Charting the Course: Where to Begin

For leaders at large, complex enterprises, the vision of an agentic future can feel both exciting and daunting. The practical realities of legacy systems, siloed data, and quarterly pressures are very real. The key is not to attempt a “boil the ocean” transformation overnight. The journey begins with a focused, pragmatic approach. Mathur suggests starting not with the technology, but with the business problem.

“The first thing is, you know, have a deep analysis of where those drop-offs are happening. What are the specific use case or actions that have a… that could potentially have a material impact on your conversion? And, you know, start there… if you were able to unlock even, like, a few percent point at every of these drop-off points, it’s a cumulative huge gain that you’re looking at.” – Anuj Mathur

This is sage advice.

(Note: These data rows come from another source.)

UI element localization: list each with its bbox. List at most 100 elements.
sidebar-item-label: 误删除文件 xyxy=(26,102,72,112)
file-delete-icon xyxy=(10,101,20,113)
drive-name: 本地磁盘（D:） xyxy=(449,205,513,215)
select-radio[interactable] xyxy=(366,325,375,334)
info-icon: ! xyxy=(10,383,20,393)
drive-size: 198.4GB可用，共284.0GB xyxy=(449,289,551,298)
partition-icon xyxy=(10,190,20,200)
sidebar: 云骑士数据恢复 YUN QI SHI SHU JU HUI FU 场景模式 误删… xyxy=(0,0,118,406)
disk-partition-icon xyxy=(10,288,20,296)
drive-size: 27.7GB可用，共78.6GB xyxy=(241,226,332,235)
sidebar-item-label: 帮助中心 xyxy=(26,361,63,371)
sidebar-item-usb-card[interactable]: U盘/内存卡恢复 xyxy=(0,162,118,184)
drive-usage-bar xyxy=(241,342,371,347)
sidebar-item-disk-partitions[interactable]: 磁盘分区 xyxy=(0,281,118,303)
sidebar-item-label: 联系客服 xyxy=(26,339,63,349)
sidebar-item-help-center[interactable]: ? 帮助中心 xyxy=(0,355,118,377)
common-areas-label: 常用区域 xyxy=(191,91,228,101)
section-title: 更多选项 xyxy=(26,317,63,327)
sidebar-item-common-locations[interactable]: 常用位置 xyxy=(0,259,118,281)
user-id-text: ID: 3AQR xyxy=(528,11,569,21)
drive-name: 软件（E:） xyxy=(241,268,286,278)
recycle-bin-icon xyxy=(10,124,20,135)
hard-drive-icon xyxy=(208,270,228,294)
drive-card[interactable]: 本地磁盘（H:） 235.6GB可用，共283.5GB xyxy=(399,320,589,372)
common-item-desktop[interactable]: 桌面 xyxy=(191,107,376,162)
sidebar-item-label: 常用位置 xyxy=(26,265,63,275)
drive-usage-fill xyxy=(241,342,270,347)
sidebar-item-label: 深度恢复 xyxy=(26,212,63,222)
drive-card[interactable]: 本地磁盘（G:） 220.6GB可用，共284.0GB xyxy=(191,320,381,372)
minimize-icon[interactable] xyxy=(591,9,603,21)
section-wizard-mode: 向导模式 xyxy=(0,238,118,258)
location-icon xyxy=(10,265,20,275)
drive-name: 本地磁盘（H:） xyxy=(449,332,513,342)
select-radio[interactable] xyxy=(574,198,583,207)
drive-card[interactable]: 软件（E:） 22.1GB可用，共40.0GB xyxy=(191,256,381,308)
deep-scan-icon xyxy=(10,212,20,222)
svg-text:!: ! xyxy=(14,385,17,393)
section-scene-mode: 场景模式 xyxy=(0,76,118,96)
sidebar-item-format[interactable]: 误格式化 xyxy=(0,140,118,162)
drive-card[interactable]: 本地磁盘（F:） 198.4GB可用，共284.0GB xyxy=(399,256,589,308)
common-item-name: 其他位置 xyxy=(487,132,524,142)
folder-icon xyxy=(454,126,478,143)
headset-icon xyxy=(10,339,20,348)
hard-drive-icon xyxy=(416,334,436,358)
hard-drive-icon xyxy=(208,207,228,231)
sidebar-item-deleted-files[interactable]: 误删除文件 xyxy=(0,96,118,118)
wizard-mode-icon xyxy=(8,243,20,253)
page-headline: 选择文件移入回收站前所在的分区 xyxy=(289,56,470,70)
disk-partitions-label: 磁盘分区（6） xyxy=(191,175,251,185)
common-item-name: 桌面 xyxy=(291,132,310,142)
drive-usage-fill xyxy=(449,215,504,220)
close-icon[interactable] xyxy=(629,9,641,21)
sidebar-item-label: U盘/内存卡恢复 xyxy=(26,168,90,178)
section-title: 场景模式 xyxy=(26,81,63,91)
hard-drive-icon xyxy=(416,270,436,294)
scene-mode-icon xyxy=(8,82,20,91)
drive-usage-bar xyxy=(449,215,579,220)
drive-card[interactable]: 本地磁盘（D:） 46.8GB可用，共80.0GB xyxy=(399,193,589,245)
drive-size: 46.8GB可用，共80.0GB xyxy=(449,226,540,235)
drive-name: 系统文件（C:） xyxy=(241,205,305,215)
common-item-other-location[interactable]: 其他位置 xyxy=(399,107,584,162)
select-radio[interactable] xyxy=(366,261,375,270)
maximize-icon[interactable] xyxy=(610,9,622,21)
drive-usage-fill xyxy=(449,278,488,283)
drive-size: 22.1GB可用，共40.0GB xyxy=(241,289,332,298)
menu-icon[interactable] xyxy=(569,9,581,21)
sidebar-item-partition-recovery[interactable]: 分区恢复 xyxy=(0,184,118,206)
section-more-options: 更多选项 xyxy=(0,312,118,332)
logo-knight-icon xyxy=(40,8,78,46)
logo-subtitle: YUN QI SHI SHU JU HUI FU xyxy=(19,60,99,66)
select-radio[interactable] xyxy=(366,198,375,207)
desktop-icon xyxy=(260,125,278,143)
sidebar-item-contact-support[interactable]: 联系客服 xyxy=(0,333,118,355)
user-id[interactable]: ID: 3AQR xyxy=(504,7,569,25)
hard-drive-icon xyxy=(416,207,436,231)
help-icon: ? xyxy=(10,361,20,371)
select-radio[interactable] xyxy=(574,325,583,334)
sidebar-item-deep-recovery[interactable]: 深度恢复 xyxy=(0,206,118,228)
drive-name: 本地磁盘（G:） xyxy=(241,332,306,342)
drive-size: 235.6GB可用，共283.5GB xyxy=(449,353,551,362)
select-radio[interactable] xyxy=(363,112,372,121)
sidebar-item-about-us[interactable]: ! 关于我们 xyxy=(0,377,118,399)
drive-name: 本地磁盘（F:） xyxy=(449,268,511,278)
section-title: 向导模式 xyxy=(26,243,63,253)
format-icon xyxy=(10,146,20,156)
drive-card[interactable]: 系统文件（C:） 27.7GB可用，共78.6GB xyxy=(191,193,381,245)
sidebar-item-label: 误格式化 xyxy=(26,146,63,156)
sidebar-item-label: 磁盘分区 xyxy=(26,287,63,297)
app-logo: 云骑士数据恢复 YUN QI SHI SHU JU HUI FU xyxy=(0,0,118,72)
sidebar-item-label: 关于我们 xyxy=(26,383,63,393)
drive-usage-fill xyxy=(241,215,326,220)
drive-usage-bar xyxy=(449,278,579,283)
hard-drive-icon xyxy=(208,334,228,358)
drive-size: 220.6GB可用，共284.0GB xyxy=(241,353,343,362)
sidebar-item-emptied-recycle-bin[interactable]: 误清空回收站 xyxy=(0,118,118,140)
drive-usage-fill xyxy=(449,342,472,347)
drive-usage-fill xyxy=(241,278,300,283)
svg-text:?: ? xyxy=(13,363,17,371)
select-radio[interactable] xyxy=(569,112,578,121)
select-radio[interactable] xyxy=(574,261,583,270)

Don’t throw out your existing martech stack. Instead, map your current customer journeys and identify the points of greatest friction and drop-off. Prioritize a single, high-impact use case where an agentic intervention could deliver a measurable improvement. Perhaps it’s simplifying a complex application process, providing proactive support to a customer who seems stuck, or personalizing an offer based on real-time browsing behavior. By starting small, testing, and demonstrating value, you can build the momentum and the business case needed for broader investment. The goal is to secure incremental wins that, when added together, create a powerful cumulative effect on the entire customer lifecycle.

The transition to an agentic marketing organization is not a distant, futuristic concept; it is the next logical step in our collective pursuit of customer-centricity. It is an evolution from static prediction to dynamic interaction, from broadcasting messages to facilitating outcomes. As leaders, our role is to guide this transformation—not by having all the answers, but by architecting the systems, cultivating the talent, and fostering the curious mindset required to thrive in this new era. It requires us to be both business dreamers and pragmatic builders.

As we look ahead, the very definitions of our departments will begin to blur. As Ulrich predicts, the “imaginary line” between marketing and sales will likely disappear, replaced by a single, unified commercial engine powered by intelligent agents and overseen by human strategists. The KPIs will shift from channel-specific outputs to customer-centric outcomes like customer acquisition cost, lifetime value, and “product per customer.” This is a challenging transition, but it is also an incredibly exciting one. It’s an opportunity to finally deliver on the promise of 1:1 engagement at scale, creating experiences that are not just personalized, but genuinely helpful, seamless, and valuable for the customers we serve.